BPE: Are either Chesapeake Urology or members of its staff being remunerated by the manufacturer (Bayer) in any way for this study?

Bayer is the manufacturer of darolutamide a potential therapy for prostate cancer.

Tutrone: We are contracted to conduct a clinical trial, which is standard practice. As part of the trial protocol, we provide care such as a physician exam for patients, and hire certified clinical research coordinators to monitor the patients and collect the study data.

BPE: What – if any – are the costs to the patient?

Tutrone: Patients are reimbursed for expenses such as travel, gas, parking, etc. in an effort to be sure there are no costs to them for trial participation, outside of regular medical expenses.

BPE: How are patients being selected for this study?

Tutrone: Every trial that we evaluate has what are called inclusion and exclusion criteria upon which you can enter a patient into a trial, which is all overseen by the FDA. Every trial is different. The ARASENS trial studies patients with metastatic hormone-sensitive prostate cancer (mHSPC) who have started androgen deprivation therapy (ADT) combined with chemotherapy and are randomized to also receive darolutamide or placebo.

At Chesapeake Urology, we send quarterly newsletters listing our available trials. We also have a website listing the clinical trials for different conditions for patients to access and carry pamphlets in all of the exam rooms. It’s very important to disseminate that information to all of our caregivers and doctors at CUA, so that when they see a patient in the clinic, they can suggest a potential trial that fits their patient’s condition.

BPE: What can patients who are involved in this study expect? What if any are the risks of being involved?

Tutrone: The first thing I stress to every patient, is that they all undergo the informed consent process, which informs them of their rights. I like to stress to the patient that they always have the right to withdraw consent from the study at any time. On the first day of their visit, we have a screening and give them a consent form to review, which lists all of the risks and side effects of participating in the trial investigating an experimental drug. Patients can expect that we will capture any side effects related to darolutamide, as one of our key purposes is to better understand what those possible side effects – if any – may be.

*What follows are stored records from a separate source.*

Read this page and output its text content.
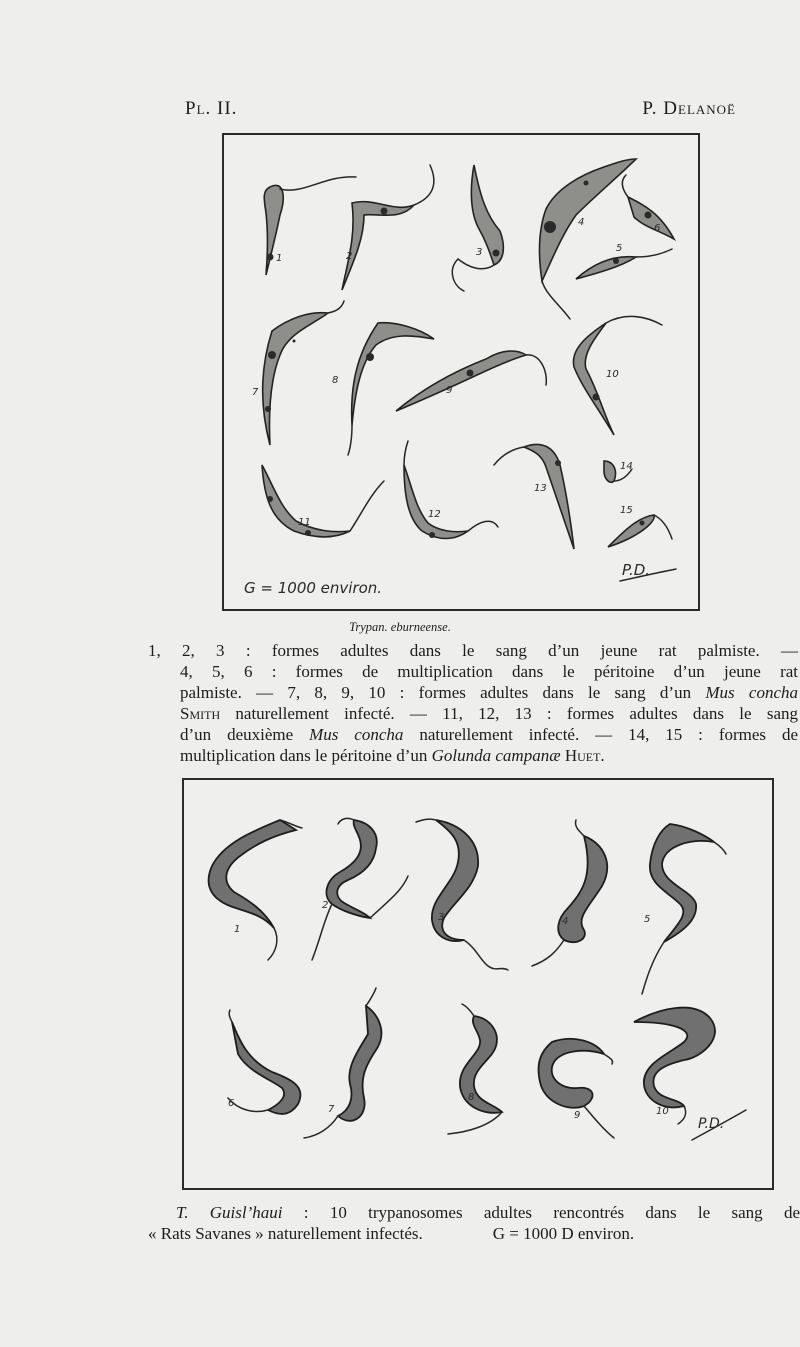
Pl. II.	P. Delanoë
1	2	3
4
5
6
7
8
9
10
11
12
13
14
15
G = 1000 environ.
P.D.
Trypan. eburneense.
1, 2, 3 : formes adultes dans le sang d’un jeune rat palmiste. —
4, 5, 6 : formes de multiplication dans le péritoine d’un jeune rat
palmiste. — 7, 8, 9, 10 : formes adultes dans le sang d’un Mus concha
Smith naturellement infecté. — 11, 12, 13 : formes adultes dans le sang
d’un deuxième Mus concha naturellement infecté. — 14, 15 : formes de
multiplication dans le péritoine d’un Golunda campanæ Huet.
1
2
3	4	5
6
7
8
9	10
P.D.
T. Guisl’haui : 10 trypanosomes adultes rencontrés dans le sang de
« Rats Savanes » naturellement infectés.	G = 1000 D environ.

BPE: What is the length of the ARASENS study?

Tutrone: All clinical trials are event based, but the ARASENS study started in 2016, with expected completion in 2022.

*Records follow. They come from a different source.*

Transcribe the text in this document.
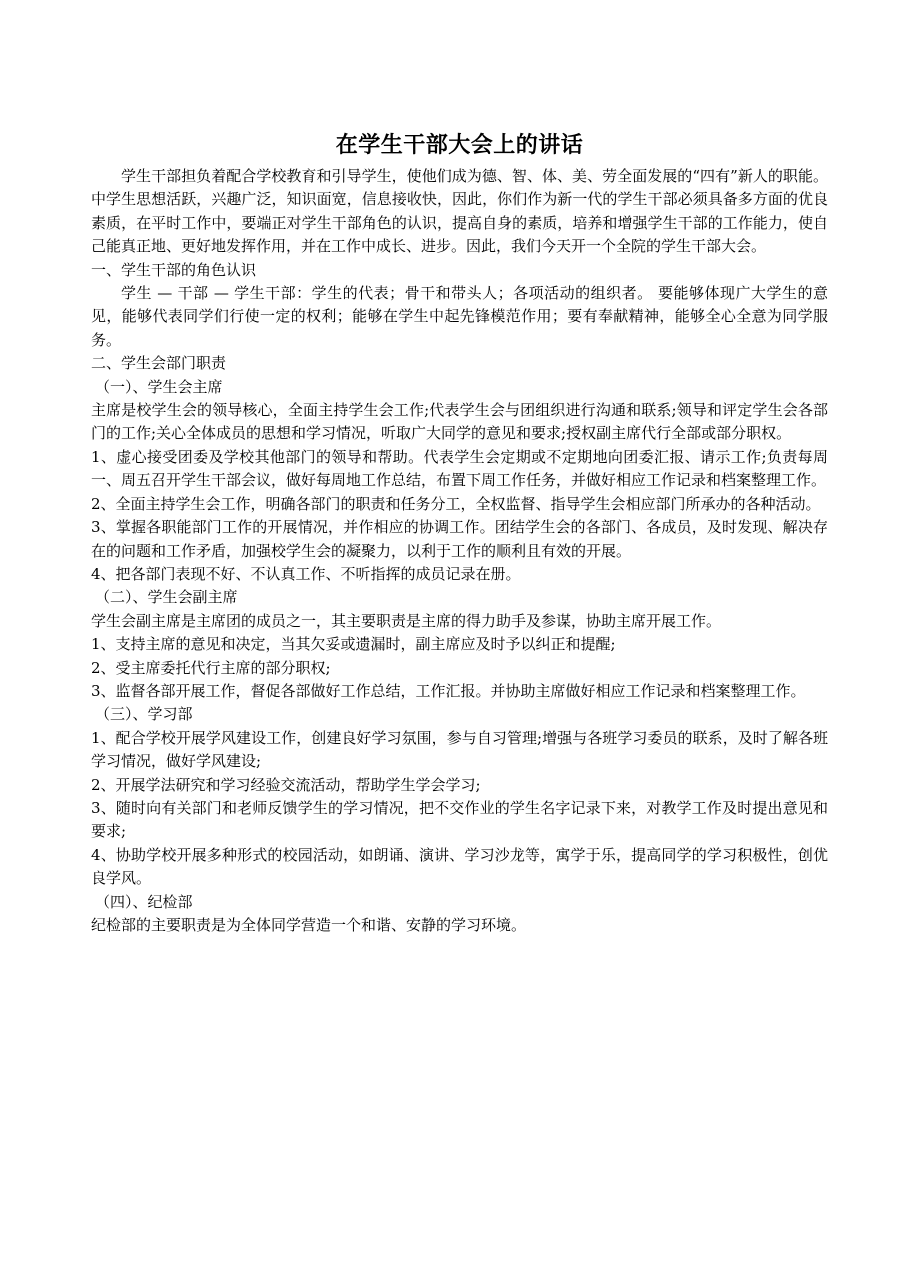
在学生干部大会上的讲话

学生干部担负着配合学校教育和引导学生，使他们成为德、智、体、美、劳全面发展的“四有”新人的职能。中学生思想活跃，兴趣广泛，知识面宽，信息接收快，因此，你们作为新一代的学生干部必须具备多方面的优良素质，在平时工作中，要端正对学生干部角色的认识，提高自身的素质，培养和增强学生干部的工作能力，使自己能真正地、更好地发挥作用，并在工作中成长、进步。因此，我们今天开一个全院的学生干部大会。

一、学生干部的角色认识

学生 — 干部 — 学生干部：学生的代表；骨干和带头人；各项活动的组织者。 要能够体现广大学生的意见，能够代表同学们行使一定的权利；能够在学生中起先锋模范作用；要有奉献精神，能够全心全意为同学服务。

二、学生会部门职责

（一）、学生会主席

主席是校学生会的领导核心，全面主持学生会工作;代表学生会与团组织进行沟通和联系;领导和评定学生会各部门的工作;关心全体成员的思想和学习情况，听取广大同学的意见和要求;授权副主席代行全部或部分职权。

1、虚心接受团委及学校其他部门的领导和帮助。代表学生会定期或不定期地向团委汇报、请示工作;负责每周一、周五召开学生干部会议，做好每周地工作总结，布置下周工作任务，并做好相应工作记录和档案整理工作。

2、全面主持学生会工作，明确各部门的职责和任务分工，全权监督、指导学生会相应部门所承办的各种活动。

3、掌握各职能部门工作的开展情况，并作相应的协调工作。团结学生会的各部门、各成员，及时发现、解决存在的问题和工作矛盾，加强校学生会的凝聚力，以利于工作的顺利且有效的开展。

4、把各部门表现不好、不认真工作、不听指挥的成员记录在册。

（二）、学生会副主席

学生会副主席是主席团的成员之一，其主要职责是主席的得力助手及参谋，协助主席开展工作。

1、支持主席的意见和决定，当其欠妥或遗漏时，副主席应及时予以纠正和提醒;

2、受主席委托代行主席的部分职权;

3、监督各部开展工作，督促各部做好工作总结，工作汇报。并协助主席做好相应工作记录和档案整理工作。

（三）、学习部

1、配合学校开展学风建设工作，创建良好学习氛围，参与自习管理;增强与各班学习委员的联系，及时了解各班学习情况，做好学风建设;

2、开展学法研究和学习经验交流活动，帮助学生学会学习;

3、随时向有关部门和老师反馈学生的学习情况，把不交作业的学生名字记录下来，对教学工作及时提出意见和要求;

4、协助学校开展多种形式的校园活动，如朗诵、演讲、学习沙龙等，寓学于乐，提高同学的学习积极性，创优良学风。

（四）、纪检部

纪检部的主要职责是为全体同学营造一个和谐、安静的学习环境。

BPE: Does Bayer believe darolutamide may someday benefit patients diagnosed with other kinds of cancer?

Tutrone: Darolutamide is currently being tested for advanced prostate cancer. It is hopeful that darolutamide will show comparable efficacy with less morbidity to some of the other drugs that are on the market, quite extensively used in place of what is out there now for prostate cancer. With many of the clinical trials that we are conducting, we are introducing new drugs that have the potential to be effective earlier in prostate cancer, before patients develop metastatic castrate-resistant prostate cancer.

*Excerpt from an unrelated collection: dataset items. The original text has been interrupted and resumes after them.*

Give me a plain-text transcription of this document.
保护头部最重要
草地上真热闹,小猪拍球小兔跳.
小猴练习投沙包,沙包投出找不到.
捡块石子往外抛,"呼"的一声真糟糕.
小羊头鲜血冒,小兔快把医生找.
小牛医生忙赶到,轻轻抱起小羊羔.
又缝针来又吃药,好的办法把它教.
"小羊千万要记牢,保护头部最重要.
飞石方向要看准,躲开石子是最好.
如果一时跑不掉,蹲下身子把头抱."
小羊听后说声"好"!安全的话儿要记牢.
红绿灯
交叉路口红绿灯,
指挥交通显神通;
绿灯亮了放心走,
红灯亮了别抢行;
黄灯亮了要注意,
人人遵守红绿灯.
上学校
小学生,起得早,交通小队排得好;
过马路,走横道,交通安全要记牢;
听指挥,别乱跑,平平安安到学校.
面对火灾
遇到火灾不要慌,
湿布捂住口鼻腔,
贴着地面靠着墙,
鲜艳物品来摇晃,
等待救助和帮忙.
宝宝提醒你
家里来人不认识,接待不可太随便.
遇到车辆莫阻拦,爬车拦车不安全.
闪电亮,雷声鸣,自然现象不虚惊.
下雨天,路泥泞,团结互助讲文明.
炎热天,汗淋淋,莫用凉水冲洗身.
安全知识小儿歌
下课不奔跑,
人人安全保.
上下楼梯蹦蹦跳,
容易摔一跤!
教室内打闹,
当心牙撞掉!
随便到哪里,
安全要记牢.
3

BPE: If this drug shows promise and the trials are successful, do you have any idea how long it might be before darolutamide is on the market?

Tutrone: With the estimated completion date of ARAMIS and ARASENS studies expected in 2018 and 2022 respectively, I believe the FDA will have the opportunity to review the data closely thereafter.

BPE: Is there anything you’d like to add in closing?

Tutrone: From a 30,000-foot view, prostate cancer research is at least 10 years behind breast cancer research. They are both very similar diseases in that the adenocarcinoma are hormone sensitive – with breast cancer being sensitive to estrogen, and prostate cancer being sensitive to testosterone. There is a great need for funding for prostate cancer research to bring it to the same level of attention as breast cancer.